Year Total Apple Payments
2010 $43.10
2011 $118.65
2012 $89.76
2013 $295.36
2014 $282.52
Total $829.39

It’s worth noting that Fast Text didn’t debut in the App Store until late June 2010. Additionally, it was only updated a few times. The only “major” update was to add support for sending e-mails (in addition to text messages). Otherwise, the app has mostly remained stagnant since 2010.


Year Item Cost
2010 Apple iOS Developer Membership $99
2010 Opacity Express $40
2011 Apple iOS Developer Membership $99
2012 Apple iOS Developer Membership $99
2013 Apple iOS Developer Membership $99
2014 Apple iOS Developer Membership $99
Total $534

I used Opacity Express in order to generate my awesome icon. Otherwise, the only thing I paid for was the annual Apple iOS Developer Program membership.

I don’t consider WWDC as an expense related to Fast Text, though I’ve gone from 2011-2014. Of those four times, only once have I paid my own way; the rest of the times work paid for me to go.


Let me start by saying that I earned $295.39 from Fast Text during its lifetime. That certainly isn’t bad, but broken down a bit, the picture is less rosy.

Let’s take the total duration of time Fast Text was in the store as 4.5 years, though it was actually slightly less.

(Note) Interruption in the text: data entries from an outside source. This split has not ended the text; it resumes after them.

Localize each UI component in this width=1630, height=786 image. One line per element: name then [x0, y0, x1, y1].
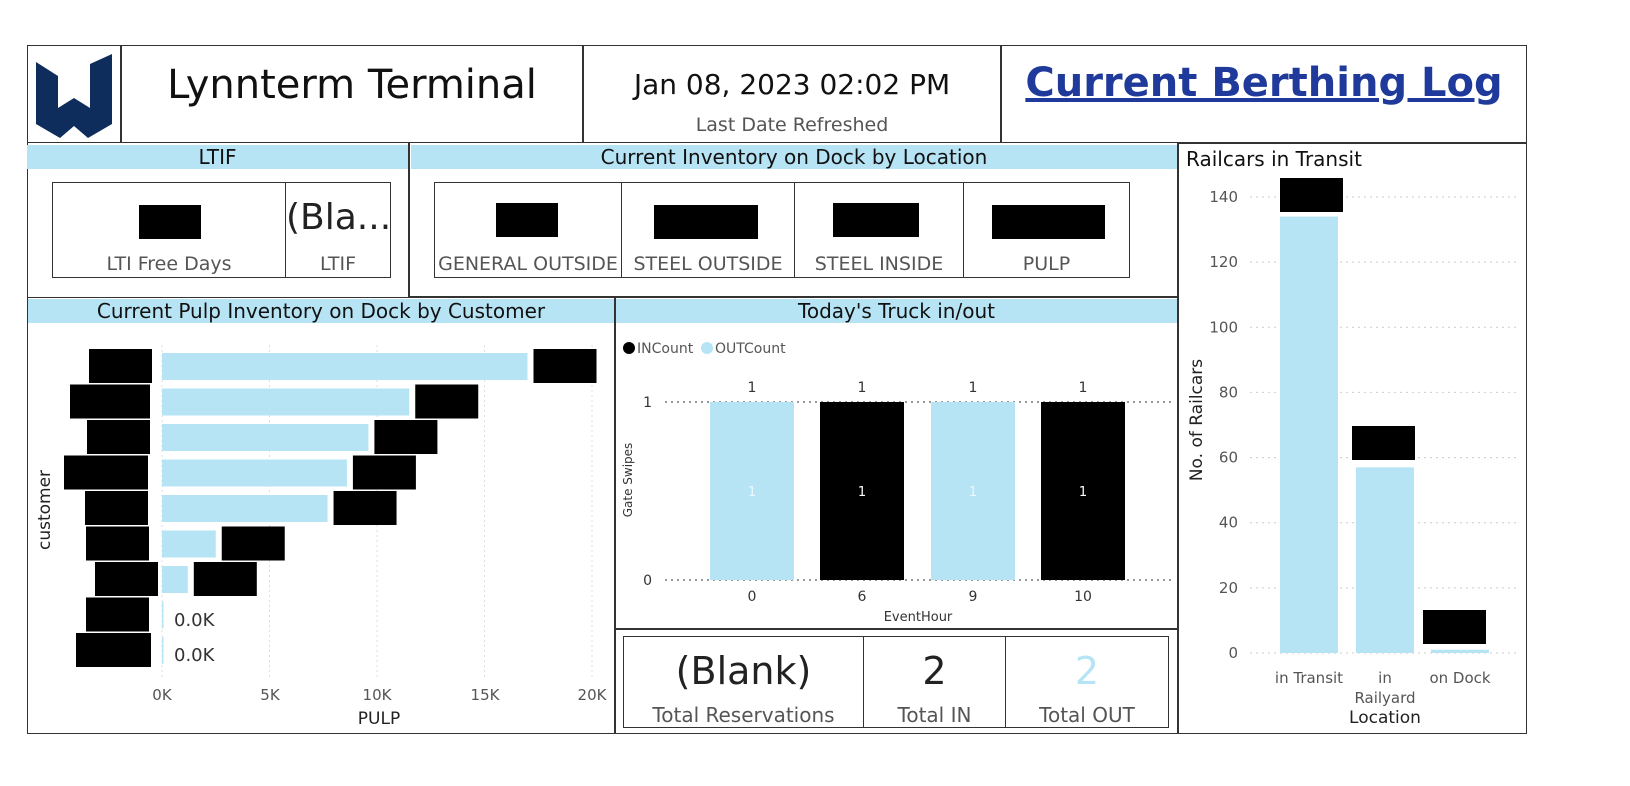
terminal-title-panel: Lynnterm Terminal	[121, 45, 583, 143]
truck-panel	[615, 297, 1178, 629]
pulp-header: Current Pulp Inventory on Dock by Custom…	[28, 299, 614, 323]
total-out-label: Total OUT	[1039, 703, 1135, 727]
logo-panel	[27, 45, 121, 143]
steel-inside-label: STEEL INSIDE	[814, 253, 944, 275]
total-reservations-label: Total Reservations	[652, 703, 835, 727]
truck-header: Today's Truck in/out	[616, 299, 1177, 323]
pulp-panel	[27, 297, 615, 734]
general-outside-label: GENERAL OUTSIDE	[438, 253, 618, 275]
general-outside-value-redacted	[496, 203, 558, 237]
inventory-header: Current Inventory on Dock by Location	[411, 145, 1177, 169]
ltif-value: (Bla...	[286, 197, 392, 238]
railcars-panel	[1178, 143, 1527, 734]
inventory-tile-general-outside: GENERAL OUTSIDE	[434, 182, 622, 278]
lti-free-days-label: LTI Free Days	[106, 253, 232, 275]
total-reservations-card: (Blank) Total Reservations	[623, 636, 864, 728]
totals-panel	[615, 629, 1178, 734]
lti-free-days-card: LTI Free Days	[52, 182, 286, 278]
steel-inside-value-redacted	[833, 203, 919, 237]
refresh-date-panel: Jan 08, 2023 02:02 PM Last Date Refreshe…	[583, 45, 1001, 143]
total-reservations-value: (Blank)	[675, 649, 812, 693]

With that in mind, let’s look at some averages:

Yearly Profit: $65.64
Monthly Profit: $5.47
Weekly Profit: $1.26
Daily Profit: $0.18

That… isn’t that much. Surely more than nothing, and I’m thankful to finally be in the black. However, that almost wasn’t the case.

In 2013 and 2014 both, Fast Text was mentioned on ATP. That led to huge spikes in downloads:

Sales Chart

Before those two mentions, Fast Text was not actually profitable at all. In fact, it wasn’t profitable until at least its third year in the App Store, after the first spike.

The only easy and semi-direct comparison I have is Bugshot, Marco’s far-more-useful-but-also-$0.99 app. It earned Marco quite a lot more money — over $3500 — in just a few weeks.

To Be Clear…

  • The app was $0.99 for its entire run. The price was never changed.
  • I didn’t market the app outside of a couple mentions on ATP.
  • I didn’t put near enough care into it, hence it getting discontinued.
  • The app was really simple. Far simpler than many other $0.99 apps.
  • Not updating your app is undeniably not the path to financial success.

My experience may not be yours. It may be better. It may be worse. If nothing else, it’s just another data point.